O que é uma rede pública de televisão? Considerando-se que todas as emissoras e redes de TV operam sob o regime de concessão pública, num sentido amplo se poderia dizer que públicas são as 470 geradoras de TV no País. Mas numa definição mais estrita, que excluísse os canais de TV de uso comercial e incluísse apenas as educativas, somando-se as 26 emissoras estaduais associadas a 53 retransmissoras e mais outros canais institucionais de programação educativa, mantidos pelo Poder Público – embora, em alguns casos, com o apoio de patrocínios privados –, já temos uma Rede Pública de TV, no Brasil, de 150 emissoras. Portanto, educativo é quase um terço dos canais de TV no Brasil.
Então, para que montar uma nova rede pública de televisão? Deixemos de lado os custos do empreendimento, sem dúvida elevados, e o cabide de empregos em que se transformará. O presidente Lula disse que quer uma TV pública para ser usada em aulas, cursos, programas culturais, exibição de artes – o que corresponde, precisamente, ao que se possa entender por uma televisão educativa. Isso já existe há muitos anos.
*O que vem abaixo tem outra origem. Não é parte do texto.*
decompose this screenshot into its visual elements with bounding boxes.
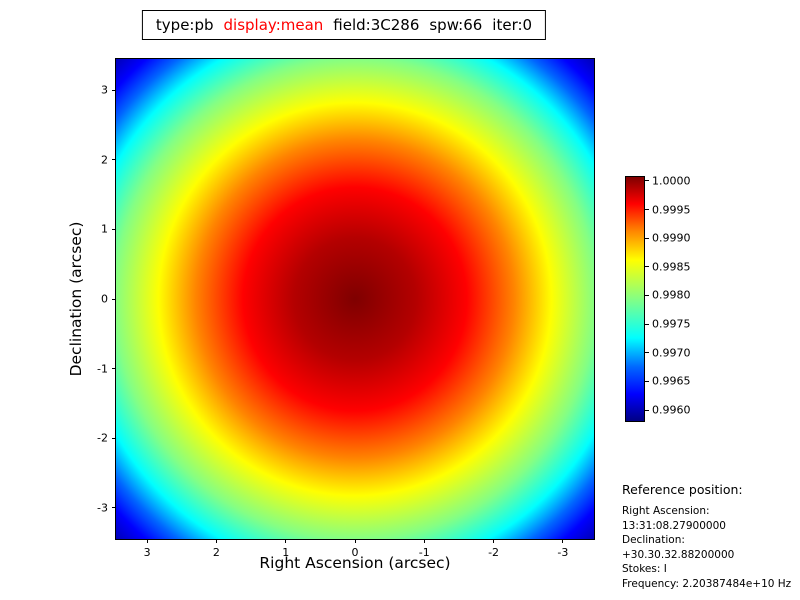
tick-mark	[645, 180, 649, 182]
colorbar-tick-label: 0.9990	[652, 231, 691, 245]
tick-mark	[112, 228, 116, 230]
y-tick-label: -2	[97, 431, 108, 445]
tick-mark	[423, 539, 425, 543]
reference-right-ascension: Right Ascension: 13:31:08.27900000	[622, 505, 726, 532]
title-field: field:3C286	[333, 16, 420, 34]
tick-mark	[645, 352, 649, 354]
x-tick-label: 1	[282, 546, 290, 559]
tick-mark	[354, 539, 356, 543]
title-spw: spw:66	[429, 16, 483, 34]
tick-mark	[112, 507, 116, 509]
reference-heading: Reference position:	[622, 482, 743, 497]
y-tick-label: 3	[101, 83, 108, 97]
reference-stokes: Stokes: I	[622, 563, 667, 575]
tick-mark	[645, 266, 649, 268]
tick-mark	[493, 539, 495, 543]
colorbar-tick-label: 0.9985	[652, 260, 691, 274]
y-tick-label: -1	[97, 362, 108, 376]
colorbar-tick-label: 0.9965	[652, 374, 691, 388]
tick-mark	[285, 539, 287, 543]
colorbar-gradient	[626, 177, 644, 421]
tick-mark	[112, 437, 116, 439]
tick-mark	[112, 368, 116, 370]
heatmap-surface[interactable]	[116, 59, 594, 539]
tick-mark	[146, 539, 148, 543]
x-tick-label: 0	[351, 546, 359, 559]
plot-title: type:pb display:mean field:3C286 spw:66 iter…	[141, 10, 547, 40]
colorbar-tick-label: 1.0000	[652, 174, 691, 188]
x-tick-label: -3	[557, 546, 569, 559]
title-display: display:mean	[223, 16, 324, 34]
reference-frequency: Frequency: 2.20387484e+10 Hz	[622, 577, 792, 590]
tick-mark	[562, 539, 564, 543]
tick-mark	[645, 380, 649, 382]
tick-mark	[112, 298, 116, 300]
title-iter: iter:0	[492, 16, 533, 34]
x-tick-label: -1	[418, 546, 430, 559]
colorbar-tick-label: 0.9995	[652, 203, 691, 217]
y-tick-label: 1	[101, 222, 108, 236]
tick-mark	[112, 89, 116, 91]
x-tick-label: 2	[212, 546, 220, 559]
reference-position-block: Reference position: Right Ascension: 13:…	[622, 482, 800, 591]
x-axis-label: Right Ascension (arcsec)	[259, 554, 451, 572]
tick-mark	[645, 323, 649, 325]
tick-mark	[645, 209, 649, 211]
tick-mark	[112, 159, 116, 161]
colorbar-tick-label: 0.9975	[652, 317, 691, 331]
tick-mark	[645, 294, 649, 296]
x-tick-label: -2	[488, 546, 500, 559]
tick-mark	[215, 539, 217, 543]
colorbar-tick-label: 0.9980	[652, 288, 691, 302]
tick-mark	[645, 409, 649, 411]
reference-declination: Declination: +30.30.32.88200000	[622, 534, 735, 561]
colorbar: 1.0000 0.9995 0.9990 0.9985 0.9980 0.997…	[625, 174, 691, 422]
colorbar-tick-label: 0.9970	[652, 346, 691, 360]
tick-mark	[645, 237, 649, 239]
x-tick-label: 3	[143, 546, 151, 559]
colorbar-tick-label: 0.9960	[652, 403, 691, 417]
heatmap-plot: 3 2 1 0 -1 -2 -3 3 2 1 0 -1 -2 -3	[97, 58, 595, 559]
y-axis-label: Declination (arcsec)	[67, 221, 85, 377]
title-type: type:pb	[155, 16, 214, 34]
y-tick-label: 0	[101, 292, 108, 306]
y-tick-label: 2	[101, 153, 108, 167]
y-tick-label: -3	[97, 501, 108, 515]
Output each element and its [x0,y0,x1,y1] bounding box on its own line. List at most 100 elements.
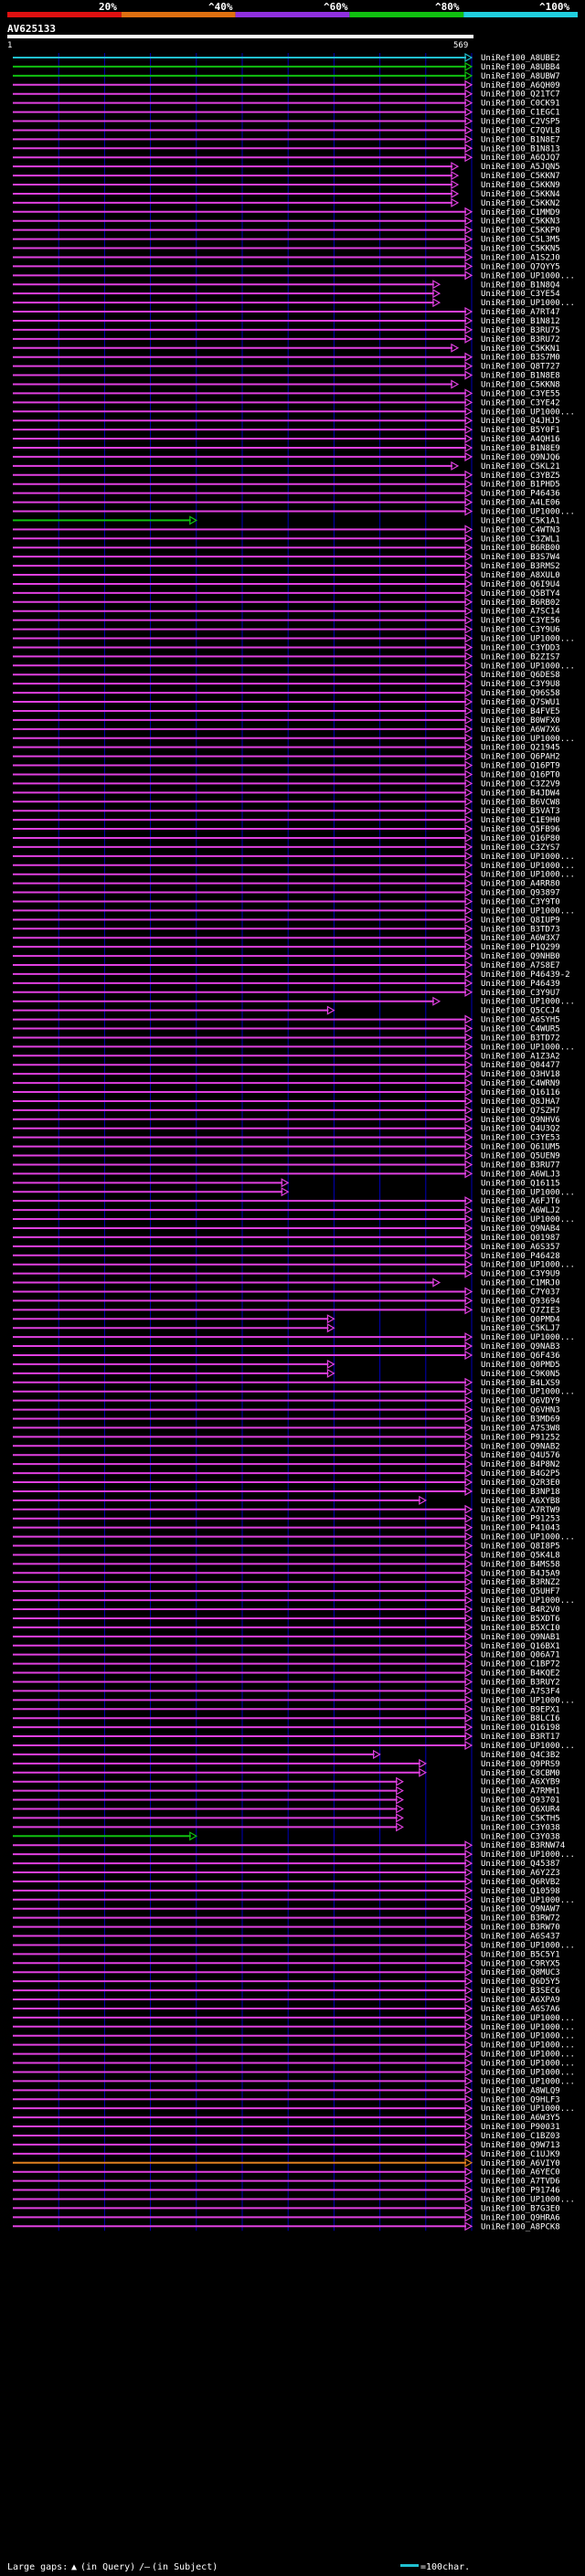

A TV Cultura de São Paulo foi uma das primeiras a adotar ensino supletivo em sua programação. Em 1969 começou a transmitir o ‘Curso de Madureza Ginasial’. Em 1977 a TVE do Rio de Janeiro já iniciava produção do Projeto Conquista, curso com formato de novela-aula, para o ensino supletivo de 1º grau. O sinal da TVE Brasil/RJ é transmitido via satélite e, não estando codificado, pode ser recebido por todas as 12 milhões de antenas parabólicas existentes no País. Diversas TVs educativas transmitem o hoje chamado Telecurso 2.000, criado há 30 anos – transmitido pela Rede Globo, TVE, Canal Futura (UHF), Rede Mulher, TV Cultura e Rede Minas para todo o País, e até para o exterior, via Globo Internacional –, englobando aulas de todas as disciplinas de 5ª a 8ª série, no ensino médio e no profissionalizante.
Rodar a roda
O presidente reclamou do horário do Telecurso, achando-o ‘muito cedo’. É o melhor horário, indicado em pesquisas, para a população trabalhadora. Lula deveria consultar, a esse respeito, o dr. Vicente Paulo da Silva – o deputado Vicentinho – que por meio do Telecurso se formou e chegou à universidade.
Mas a evidência que há é a de um disfarce educativo, na criação dessa ‘nova’ Rede Pública de TV, para uma intenção notoriamente política. O simples fato de dizer que não quer uma televisão que possa ‘pintar de cor-de-rosa’ nem ‘pichar’ já desvela a intenção de dar uma orientação editorial à sua ‘rede’ (já chamada de TV Lula), pois, certamente, gente do Planalto terá que definir até que ponto uma notícia ou uma opinião foi pintada de cor-de-rosa e até que ponto atos ou autoridades do governo receberam ‘pichação’. E o ‘colorido’ dessa TV já transpareceu nas palavras do novo ministro-chefe da Secretaria de Comunicação Social, Franklin Martins, ao dizer que é por ‘preconceito’ e por ‘resistência a tudo que não seja privado’ que se critica a iniciativa.
Sempre é bom lembrar que, além de já dispor da Radiobrás, da TV Nacional de Brasília e de outras TVs públicas, além de uma rede de mais de 3 mil emissoras de rádio que transmitem, obrigatoriamente, a Voz do Brasil, e de um programa semanal de rádio com o presidente da República, o governo federal tem a prerrogativa de convocar, a qualquer tempo, redes nacionais de televisão e de rádio, para pronunciamentos do próprio presidente ou de ministros de Estado. E nem seria preciso lembrar do enorme espaço que o governo federal ocupa no conjunto do noticiário da mídia privada, assim como da propaganda oficial da administração direta e de empresas estatais nos canais abertos de televisão. Então, seja ‘educativa’ a finalidade dessa nova Rede Pública de TV, como diz o presidente Lula, ou seja transmitir à população ‘atos e idéias do governo’, como confessa o ministro Hélio Costa, tudo isso já está coberto.Tanto que o seu colega Franklin Martins afirmava ao programa Observatório da Imprensa, na TVE, que ‘ninguém vai inventar a roda, é simplesmente fazer a roda rodar’.
Para fazer rodar a roda que já existe não era, e não é, necessário criar uma nova e dispendiosa TV. Basta gerir melhor a ampla rede já existente.